We’ve reached that time of year again — people meet and say, often with a touch of anxiety, ‘I think there’s a bit of a stretch in the evenings’.
For people like us who live at high latitudes this has always been a subject of great importance. After all, our ancestors went about the monumental task of building Newgrange so that they could know that winter had reached its climax and from now on there would be a stretch in the evenings.
We are a bit under four weeks from the winter solstice, which occurred just before Christmas. According to data I got from the internet, sunrise today in Dublin was at 08.35 and sunset will be at 16.32, giving a day length of 7 hours and 57 minutes. This day next week sunrise will be at 08.28 and sunset at 16.43, giving a day length of 8 hours and 15 minutes. This is an increase of 18 minutes in one week — a considerable stretch in the evenings.
Unfortunately calculating day length is rather complicated because the increase is not uniform as spring progresses. Fortunately other people have made the astronomical calculations and done the maths.
The effect of increasing day length on plants and animals is also a rather complicated subject which biologists call photoperiodism. The first studies into plants naturally assumed that the factor controlling things like leaves breaking bud or flowers opening was the length of the day. It was subsequently discovered that it was the length of the night, not the day, that was crucial. But despite this plants are still classified as long-day plants and short-day plants. The long-day plants are further divided into obligate photoperiodic plants, which absolutely require a long day (actually a short night) before they’ll flower and facultative photoperiodic plants which are more likely to flower under the appropriate light conditions but will eventually do so regardless of night length.

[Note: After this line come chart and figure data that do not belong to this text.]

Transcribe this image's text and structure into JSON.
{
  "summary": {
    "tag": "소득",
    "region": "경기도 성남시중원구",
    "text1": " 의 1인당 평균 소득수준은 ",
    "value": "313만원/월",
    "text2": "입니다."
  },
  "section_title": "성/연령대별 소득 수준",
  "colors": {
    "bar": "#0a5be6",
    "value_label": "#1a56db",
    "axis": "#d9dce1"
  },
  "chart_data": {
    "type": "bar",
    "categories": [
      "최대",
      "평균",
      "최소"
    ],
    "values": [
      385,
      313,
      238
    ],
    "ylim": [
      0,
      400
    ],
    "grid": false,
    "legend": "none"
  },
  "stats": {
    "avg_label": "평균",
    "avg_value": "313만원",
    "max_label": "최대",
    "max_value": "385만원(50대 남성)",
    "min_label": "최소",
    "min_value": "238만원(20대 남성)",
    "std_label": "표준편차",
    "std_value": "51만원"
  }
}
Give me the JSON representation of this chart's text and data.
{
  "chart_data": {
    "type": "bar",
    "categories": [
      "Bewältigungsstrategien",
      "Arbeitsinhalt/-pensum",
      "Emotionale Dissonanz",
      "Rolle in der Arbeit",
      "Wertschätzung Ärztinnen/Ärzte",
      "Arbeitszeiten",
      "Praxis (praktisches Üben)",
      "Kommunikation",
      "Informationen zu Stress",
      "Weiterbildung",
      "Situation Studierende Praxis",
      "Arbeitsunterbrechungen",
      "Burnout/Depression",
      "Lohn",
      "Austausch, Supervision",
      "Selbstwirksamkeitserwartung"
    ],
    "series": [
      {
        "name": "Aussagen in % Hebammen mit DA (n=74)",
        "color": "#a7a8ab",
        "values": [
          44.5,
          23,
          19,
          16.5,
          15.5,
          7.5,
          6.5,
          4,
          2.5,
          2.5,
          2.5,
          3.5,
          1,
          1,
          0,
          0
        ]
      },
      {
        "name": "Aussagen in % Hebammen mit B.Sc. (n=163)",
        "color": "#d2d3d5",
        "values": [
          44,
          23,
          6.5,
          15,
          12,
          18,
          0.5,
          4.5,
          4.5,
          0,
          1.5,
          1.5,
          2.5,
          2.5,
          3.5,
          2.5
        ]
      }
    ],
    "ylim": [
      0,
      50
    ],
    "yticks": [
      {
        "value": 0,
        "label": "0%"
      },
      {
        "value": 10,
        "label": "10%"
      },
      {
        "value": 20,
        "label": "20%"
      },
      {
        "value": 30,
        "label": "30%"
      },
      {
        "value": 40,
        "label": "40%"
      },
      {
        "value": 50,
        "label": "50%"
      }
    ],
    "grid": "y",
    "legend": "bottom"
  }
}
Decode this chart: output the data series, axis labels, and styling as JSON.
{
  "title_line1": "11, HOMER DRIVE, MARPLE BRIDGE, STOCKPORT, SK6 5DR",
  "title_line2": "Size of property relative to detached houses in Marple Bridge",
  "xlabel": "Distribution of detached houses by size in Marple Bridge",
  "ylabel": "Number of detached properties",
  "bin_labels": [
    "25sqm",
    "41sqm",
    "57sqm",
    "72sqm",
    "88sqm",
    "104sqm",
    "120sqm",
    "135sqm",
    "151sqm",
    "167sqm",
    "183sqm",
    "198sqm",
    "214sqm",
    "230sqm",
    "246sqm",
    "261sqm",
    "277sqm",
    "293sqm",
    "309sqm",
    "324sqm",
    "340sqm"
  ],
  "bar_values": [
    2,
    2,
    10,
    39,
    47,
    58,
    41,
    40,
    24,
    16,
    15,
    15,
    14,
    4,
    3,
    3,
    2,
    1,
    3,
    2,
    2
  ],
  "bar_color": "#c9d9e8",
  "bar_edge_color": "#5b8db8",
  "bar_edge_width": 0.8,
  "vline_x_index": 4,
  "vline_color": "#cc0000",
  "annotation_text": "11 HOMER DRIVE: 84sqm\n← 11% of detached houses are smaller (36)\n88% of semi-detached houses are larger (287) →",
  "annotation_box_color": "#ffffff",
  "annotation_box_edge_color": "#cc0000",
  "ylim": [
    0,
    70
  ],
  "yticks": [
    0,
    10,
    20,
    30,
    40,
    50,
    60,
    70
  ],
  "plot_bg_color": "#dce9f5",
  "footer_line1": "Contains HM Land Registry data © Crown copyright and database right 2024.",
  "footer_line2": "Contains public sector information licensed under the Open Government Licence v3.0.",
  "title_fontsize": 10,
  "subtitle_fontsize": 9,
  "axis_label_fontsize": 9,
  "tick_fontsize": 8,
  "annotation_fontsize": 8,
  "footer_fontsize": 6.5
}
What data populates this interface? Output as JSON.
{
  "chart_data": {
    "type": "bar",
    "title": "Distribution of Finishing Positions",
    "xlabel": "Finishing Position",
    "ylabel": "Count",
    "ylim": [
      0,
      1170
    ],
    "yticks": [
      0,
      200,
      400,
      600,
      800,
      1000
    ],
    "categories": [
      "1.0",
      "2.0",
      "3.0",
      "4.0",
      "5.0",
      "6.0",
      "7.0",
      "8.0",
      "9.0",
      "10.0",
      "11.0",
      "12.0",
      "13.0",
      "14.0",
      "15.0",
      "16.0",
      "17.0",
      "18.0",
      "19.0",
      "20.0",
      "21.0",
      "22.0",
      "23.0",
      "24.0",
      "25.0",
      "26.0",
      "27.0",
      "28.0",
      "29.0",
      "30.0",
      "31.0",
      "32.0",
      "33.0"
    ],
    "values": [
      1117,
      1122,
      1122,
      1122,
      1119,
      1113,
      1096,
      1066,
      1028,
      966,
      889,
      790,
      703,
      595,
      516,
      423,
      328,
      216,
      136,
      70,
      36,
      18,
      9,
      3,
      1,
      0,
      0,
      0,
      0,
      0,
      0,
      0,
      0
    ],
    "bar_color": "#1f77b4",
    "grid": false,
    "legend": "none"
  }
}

Examples of long-day obligate plants are carnations, henbane and oats. Examples of long-day facultative plants are peas, barley and lettuce. Short-day plants cannot flower after short nights or if a pulse of light is shone on them for several minutes during the course of the night. In Ireland most of these are autumn flowering plants. Some important commercial crops, such as rice, cotton and hemp, are short-day plants. Some plants are day-neutral and flowering is controlled by factors such as temperature or overall maturity. They include cucumbers, roses and tomatoes.
Birds and animals are also affected. It controls things like migration, mating and the growth of fur and feathers. The extent to which human beings are affected is the subject of argument among scientists but my suspicion is that it’s more important than most of them think.